This is another from the Christmas series that I am reposting from the early days of my blog. Two of my father’s first cousins, Juanita and Beatrice participated in a workshop to turn their “Memories to Memoirs” in 1990 in Athens, Tennessee. I was able to get a copy of them from my cousin Janice (Juanita’s daughter). Today I am posting Beatrice’s memories of her childhood, which sets the scene and also has some Christmas memories. Tomorrow I will post her sister Juanita’s Christmas memories.
From “Memories To Memoirs” – Chapter 2 – Early Years of Life
By Beatrice Cleage Johnson
Written in 1990
1926 – I remember the early years of my life living at 216 Ridge Street. We used wood and coal stoves for heating and cooking. I will never forget the range stove that my mother cooked on. She made biscuits every morning for breakfast. There was a warmer at the top of the stove for left overs. I would always search the warmer for snacks. We had an outside toilet. Everyone that we knew had these, so we thought this was it. We never dreamed of ever having inside plumbing.
We had a water hydrant in the front yard and every night it was my job to fill the water buckets which had stainless steel dippers in them. My sister also helped with the chores. My other job was to clean the lamp chimneys. We used oil lamps. Momma always inspected them to see if they were clean. I decided then, if I ever made any money I would have electricity put in our house. And I did. I would babysit during the summers and save my money.
I have always loved poetry. I learned many poems and stories from my mother and sisters, such as “Little Boy Blue” and “Little Red Riding Hood”. I think my favorite food was any kind of fruit. I was always happy to see Summer, when the apples and peaches were plentiful. I always looked forward to Christmas. We never saw any oranges until then. I remember my first doll. It had a china head and straw body. I loved it so much. Momma always made a special white coconut cake for Christmas, which I looked forward to. She made other pies and cakes, but the coconut was my favorite. We didn’t get too many toys for Christmas, but my sisters and I enjoyed everything we got for Christmas.
My father became ill and my mother was to be the sole support of the five girls. I was six years of age when my father passed away in 1926. My youngest sister, Juanita, was three years of age and she didn’t remember him, but I did. After he died my uncles took the two older sisters, Helen and Alberta, to Detroit to live with them. Alberta stayed and finished high school there, but Helen came back home and helped Momma care for the three of us. Ola, Juanita and myself went to high school here.
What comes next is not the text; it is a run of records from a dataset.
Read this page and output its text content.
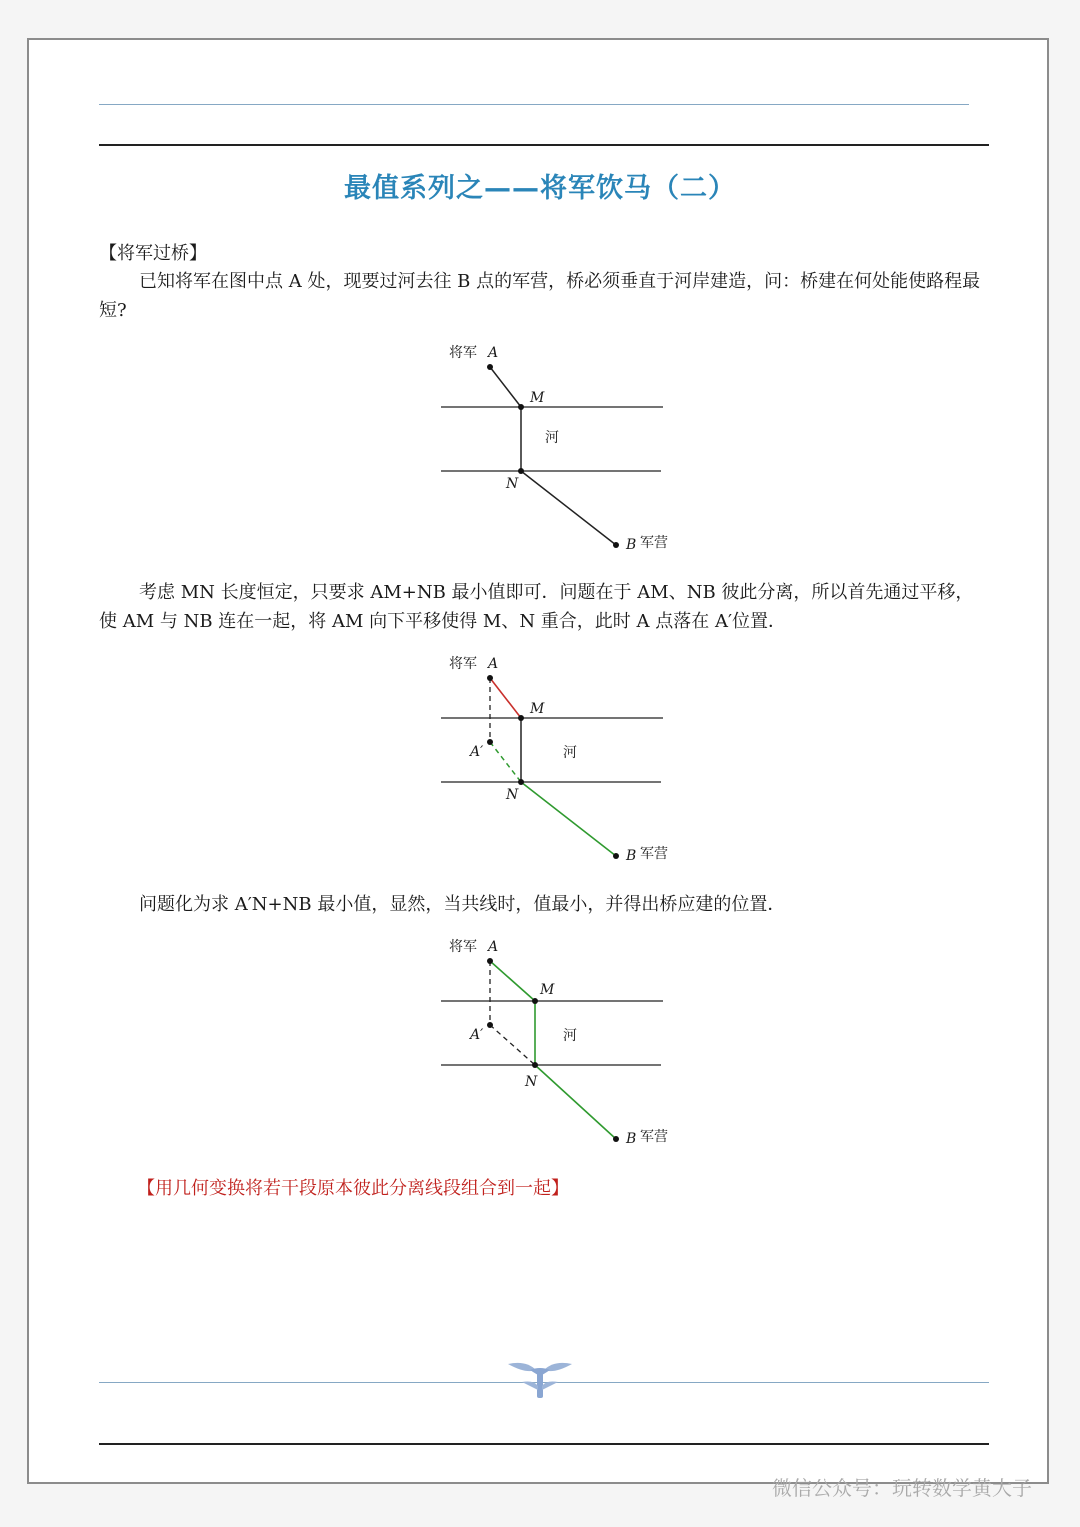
最值系列之——将军饮马（二）

【将军过桥】

已知将军在图中点 A 处，现要过河去往 B 点的军营，桥必须垂直于河岸建造，问：桥建在何处能使路程最短?

考虑 MN 长度恒定，只要求 AM+NB 最小值即可．问题在于 AM、NB 彼此分离，所以首先通过平移，使 AM 与 NB 连在一起，将 AM 向下平移使得 M、N 重合，此时 A 点落在 A′位置．

问题化为求 A′N+NB 最小值，显然，当共线时，值最小，并得出桥应建的位置．

【用几何变换将若干段原本彼此分离线段组合到一起】
将军 A
M
河
N
B 军营
将军 A
A′
M
河
N
B 军营
将军 A
A′
M
河
N
B 军营
微信公众号：玩转数学黄大子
We always celebrated the holidays. Thanksgiving was very special as my birthday would sometimes come on Thanksgiving Day. We always had special food on these days. Pies, cakes, chicken, rabbit. On Halloween we always dressed in our older sister’s and mother’s clothes. One of the main pranks the boys would do was to push the outside toilets over. We used to beg them not to push ours over. In those days, there was no trick or treat. It was all tricks. Easter was also special. Momma would make us a new dress for Easter, and Helen always bought me black patent leather slipper.